In Niger werd er sporadisch gevochten in het Air-gebergte. Buitenlanders verlieten het land en dat had grote gevolgen voor de komst van toeristen naar Agadez en voor het stadje Arlit, waar vlakbij een uraniummijn was. Ook kwamen er nauwelijks meer buitenlanders naar de handelsstad In-Gall. Al deze steden werden beveiligd door het leger, maar grote schade voor de economie was niet meer te vermijden. De twee rebellengroepen sloten in oktober 1994 een vredesakkoord met de regering, maar het conflict laaide in 1995 weer op.

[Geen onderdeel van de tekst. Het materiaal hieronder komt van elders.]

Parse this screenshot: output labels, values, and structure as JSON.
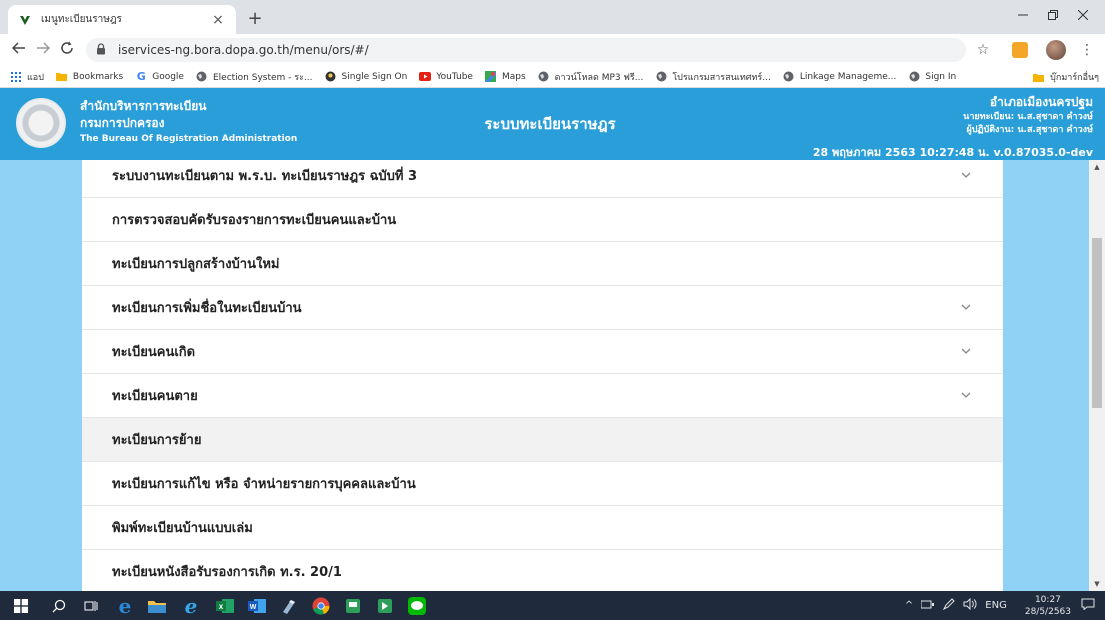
{
  "browser": {
    "tab_title": "เมนูทะเบียนราษฎร",
    "tab_close": "×",
    "new_tab": "+",
    "url": "iservices-ng.bora.dopa.go.th/menu/ors/#/",
    "bookmarks": [
      {
        "icon": "apps-grid-icon",
        "label": "แอป"
      },
      {
        "icon": "folder-icon",
        "label": "Bookmarks"
      },
      {
        "icon": "google-icon",
        "label": "Google"
      },
      {
        "icon": "globe-icon",
        "label": "Election System - ระ..."
      },
      {
        "icon": "sso-icon",
        "label": "Single Sign On"
      },
      {
        "icon": "youtube-icon",
        "label": "YouTube"
      },
      {
        "icon": "maps-icon",
        "label": "Maps"
      },
      {
        "icon": "globe-icon",
        "label": "ดาวน์โหลด MP3 ฟรี..."
      },
      {
        "icon": "globe-icon",
        "label": "โปรแกรมสารสนเทศทร์..."
      },
      {
        "icon": "globe-icon",
        "label": "Linkage Manageme..."
      },
      {
        "icon": "globe-icon",
        "label": "Sign In"
      }
    ],
    "other_bookmarks": "บุ๊กมาร์กอื่นๆ"
  },
  "header": {
    "org_line1": "สำนักบริหารการทะเบียน",
    "org_line2": "กรมการปกครอง",
    "org_line3": "The Bureau Of Registration Administration",
    "system_title": "ระบบทะเบียนราษฎร",
    "location": "อำเภอเมืองนครปฐม",
    "registrar": "นายทะเบียน: น.ส.สุชาดา คำวงษ์",
    "operator": "ผู้ปฏิบัติงาน: น.ส.สุชาดา คำวงษ์",
    "timestamp": "28 พฤษภาคม 2563 10:27:48 น.  v.0.87035.0-dev"
  },
  "menu": {
    "items": [
      {
        "label": "ระบบงานทะเบียนตาม พ.ร.บ. ทะเบียนราษฎร ฉบับที่ 3",
        "expandable": true
      },
      {
        "label": "การตรวจสอบคัดรับรองรายการทะเบียนคนและบ้าน",
        "expandable": false
      },
      {
        "label": "ทะเบียนการปลูกสร้างบ้านใหม่",
        "expandable": false
      },
      {
        "label": "ทะเบียนการเพิ่มชื่อในทะเบียนบ้าน",
        "expandable": true
      },
      {
        "label": "ทะเบียนคนเกิด",
        "expandable": true
      },
      {
        "label": "ทะเบียนคนตาย",
        "expandable": true
      },
      {
        "label": "ทะเบียนการย้าย",
        "expandable": false,
        "active": true
      },
      {
        "label": "ทะเบียนการแก้ไข หรือ จำหน่ายรายการบุคคลและบ้าน",
        "expandable": false
      },
      {
        "label": "พิมพ์ทะเบียนบ้านแบบเล่ม",
        "expandable": false
      },
      {
        "label": "ทะเบียนหนังสือรับรองการเกิด ท.ร. 20/1",
        "expandable": false
      }
    ]
  },
  "taskbar": {
    "lang": "ENG",
    "time": "10:27",
    "date": "28/5/2563"
  },
  "colors": {
    "header_blue": "#2a9ed9",
    "sidebar_blue": "#8fd2f5",
    "taskbar": "#1f2a3c"
  }
}
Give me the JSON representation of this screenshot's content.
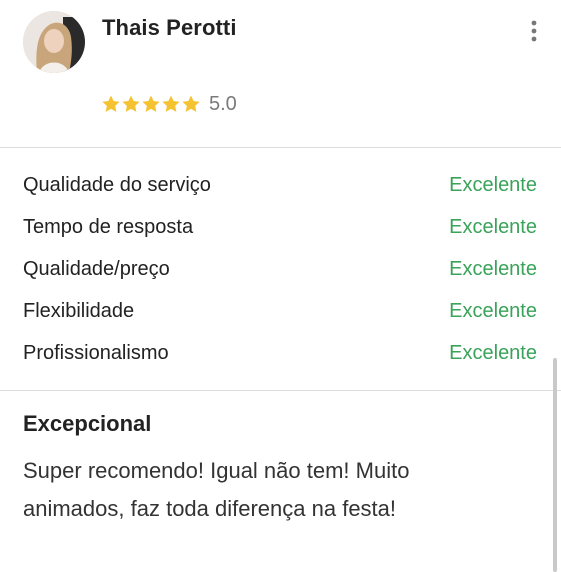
{
  "reviewer": {
    "name": "Thais Perotti"
  },
  "rating": {
    "stars": 5,
    "max_stars": 5,
    "score_label": "5.0",
    "star_color": "#f5c332"
  },
  "criteria": [
    {
      "label": "Qualidade do serviço",
      "value": "Excelente"
    },
    {
      "label": "Tempo de resposta",
      "value": "Excelente"
    },
    {
      "label": "Qualidade/preço",
      "value": "Excelente"
    },
    {
      "label": "Flexibilidade",
      "value": "Excelente"
    },
    {
      "label": "Profissionalismo",
      "value": "Excelente"
    }
  ],
  "review": {
    "title": "Excepcional",
    "text": "Super recomendo! Igual não tem! Muito animados, faz toda diferença na festa!"
  },
  "colors": {
    "accent_green": "#3aa35a",
    "divider": "#dcdcdc"
  },
  "icons": {
    "more": "more-vertical-icon",
    "star": "star-icon"
  }
}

In april 1995 onderhandelde de regering opnieuw met de rebellen. Op weg daarna toe stortte het vliegtuig van Mano Dayak, een van de rebellenleiders, onder verdachte omstandigheden neer. De onderhandelingen hadden plaats in Ouagadougou en daar werd op 15 april 1995 een akkoord bereikt met de belangrijkste rebellengroepen. De laatste rebellengroepen zouden echter pas in 1998 hun wapens neerleggen. De overheid beloofde dat verschillende rebellen deel mochten uitmaken van het leger. Anderen zouden met hulp van de Fransen mogen terugkeren naar het burgerlijk leven. Ook werden verschillende Toeareg-leiders deel gaan uitmaken van de regering. Dit leidde tot controverse toen Rhissa ag Boula, minister van Toerisme, in 2004 werd gearresteerd op verdenking van het plegen van een politieke moord. In juli 2005 kreeg hij gratie.

Ook in Niger brak in 2007 de Tweede Toeareg-opstand uit. De rebellen vonden dat de Nigerese overheid zich niet had gehouden aan de zaken die zij beloofd had in het vredesakkoord van 1995.